1. A rapid method using liquid chromatography tandem mass spectrometry for the quantification of olanzapine (OLZ) in human plasma was developed and validated. Venlafaxine was used as the internal standard (IS), and the samples were extracted from 400-µL human plasma with methyl tert-butyl ether for liquid-liquid extraction. 2. Chromatography was performed using an ACE C18, 125 × 4.6-mm i.d., 5-µm column.
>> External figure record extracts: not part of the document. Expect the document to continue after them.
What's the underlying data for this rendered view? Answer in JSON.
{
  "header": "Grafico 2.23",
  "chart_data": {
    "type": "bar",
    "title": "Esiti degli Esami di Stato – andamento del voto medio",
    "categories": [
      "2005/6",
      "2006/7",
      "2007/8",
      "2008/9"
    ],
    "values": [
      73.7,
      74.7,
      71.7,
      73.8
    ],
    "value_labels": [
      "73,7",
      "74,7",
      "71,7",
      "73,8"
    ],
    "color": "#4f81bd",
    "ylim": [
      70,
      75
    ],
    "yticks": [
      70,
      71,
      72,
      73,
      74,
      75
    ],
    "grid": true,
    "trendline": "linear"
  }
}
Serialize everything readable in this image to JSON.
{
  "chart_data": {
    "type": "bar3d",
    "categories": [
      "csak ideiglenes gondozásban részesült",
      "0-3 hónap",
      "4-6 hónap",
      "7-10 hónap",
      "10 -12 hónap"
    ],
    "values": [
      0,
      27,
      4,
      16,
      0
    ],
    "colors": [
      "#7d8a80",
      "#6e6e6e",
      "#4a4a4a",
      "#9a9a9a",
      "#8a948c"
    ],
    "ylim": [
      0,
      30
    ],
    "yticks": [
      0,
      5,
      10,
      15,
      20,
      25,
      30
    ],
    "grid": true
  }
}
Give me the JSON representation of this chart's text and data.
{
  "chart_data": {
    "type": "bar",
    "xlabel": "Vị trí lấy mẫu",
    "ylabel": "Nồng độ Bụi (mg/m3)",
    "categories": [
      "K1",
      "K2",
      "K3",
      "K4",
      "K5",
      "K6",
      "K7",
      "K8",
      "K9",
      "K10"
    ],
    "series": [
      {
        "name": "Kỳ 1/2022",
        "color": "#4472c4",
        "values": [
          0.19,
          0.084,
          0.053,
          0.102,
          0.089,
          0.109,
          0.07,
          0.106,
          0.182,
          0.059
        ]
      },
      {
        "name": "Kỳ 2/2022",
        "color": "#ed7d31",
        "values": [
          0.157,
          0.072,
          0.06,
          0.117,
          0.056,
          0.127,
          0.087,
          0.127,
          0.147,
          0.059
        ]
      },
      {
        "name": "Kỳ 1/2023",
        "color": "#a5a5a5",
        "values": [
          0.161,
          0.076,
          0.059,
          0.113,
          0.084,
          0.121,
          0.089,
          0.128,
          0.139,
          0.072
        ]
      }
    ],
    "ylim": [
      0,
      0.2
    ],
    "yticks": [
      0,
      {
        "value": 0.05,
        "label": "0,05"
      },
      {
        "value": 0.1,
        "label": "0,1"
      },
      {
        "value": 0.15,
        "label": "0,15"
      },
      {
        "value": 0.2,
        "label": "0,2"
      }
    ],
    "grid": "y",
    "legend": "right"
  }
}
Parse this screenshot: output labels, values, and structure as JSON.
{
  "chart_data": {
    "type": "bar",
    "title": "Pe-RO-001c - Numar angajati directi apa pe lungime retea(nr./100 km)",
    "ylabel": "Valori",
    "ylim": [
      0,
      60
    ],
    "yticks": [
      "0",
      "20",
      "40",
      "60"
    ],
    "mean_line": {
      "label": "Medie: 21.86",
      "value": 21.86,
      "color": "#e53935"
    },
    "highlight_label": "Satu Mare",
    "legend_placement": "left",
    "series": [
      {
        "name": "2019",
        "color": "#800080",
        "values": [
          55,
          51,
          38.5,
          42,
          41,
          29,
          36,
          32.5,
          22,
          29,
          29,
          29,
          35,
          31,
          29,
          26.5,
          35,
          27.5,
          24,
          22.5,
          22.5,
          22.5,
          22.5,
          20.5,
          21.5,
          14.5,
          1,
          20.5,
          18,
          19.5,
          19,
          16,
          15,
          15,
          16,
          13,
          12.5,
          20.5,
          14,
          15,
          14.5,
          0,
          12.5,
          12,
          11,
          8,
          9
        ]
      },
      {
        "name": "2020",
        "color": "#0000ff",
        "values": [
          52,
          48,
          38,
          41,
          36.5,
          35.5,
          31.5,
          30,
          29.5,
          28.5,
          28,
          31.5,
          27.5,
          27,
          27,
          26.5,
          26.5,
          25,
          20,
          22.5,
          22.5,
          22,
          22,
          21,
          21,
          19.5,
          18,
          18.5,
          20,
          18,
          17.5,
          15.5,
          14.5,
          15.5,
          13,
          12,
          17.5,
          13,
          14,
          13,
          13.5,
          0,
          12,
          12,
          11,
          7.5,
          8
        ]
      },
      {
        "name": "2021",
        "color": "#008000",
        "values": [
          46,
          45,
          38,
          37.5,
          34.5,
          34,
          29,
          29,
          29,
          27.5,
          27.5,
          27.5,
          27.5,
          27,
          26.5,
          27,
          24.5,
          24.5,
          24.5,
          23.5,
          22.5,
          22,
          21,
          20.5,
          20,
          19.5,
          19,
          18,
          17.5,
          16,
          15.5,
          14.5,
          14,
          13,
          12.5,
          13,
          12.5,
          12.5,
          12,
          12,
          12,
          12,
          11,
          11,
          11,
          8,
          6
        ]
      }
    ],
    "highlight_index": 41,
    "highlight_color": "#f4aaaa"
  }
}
The mobile phase consisted of water with 0.1% formic acid for solvent A and acetonitrile with 0.1% formic acid for solvent B (50 : 50 v/v) in isocratic mode. The flow rate was 1.2 mL/min. The retention times for OLZ and the IS were 0.78 and 1.04 min, respectively. Tandem mass spectrometry operating in positive electrospray ionization mode with multiple reaction monitoring was used to detect OLZ and the IS (m/z: 313.1 > 256.1 and 278.1 > 260.2, respectively). 3. No significant matrix effects were observed on OLZ and the IS retention times, and the mean recovery of OLZ was 90.08%. The assay was linear in the concentration range of 1-20 ng/mL (R(2) = 0.9976). The intra- and inter-day precision were < 11.60% and the accuracy was < 1.66%. 4. This validated method was successfully applied to a pharmacokinetic study in which 10-mg OLZ tablets were administered to healthy volunteers and their plasma OLZ levels were monitored over time. The tests showed that the OLZ test and reference drug (Zyprexa(®)) were bioequivalent, as 90% of the confidence intervals were within the 80-125% interval proposed by regulatory agencies.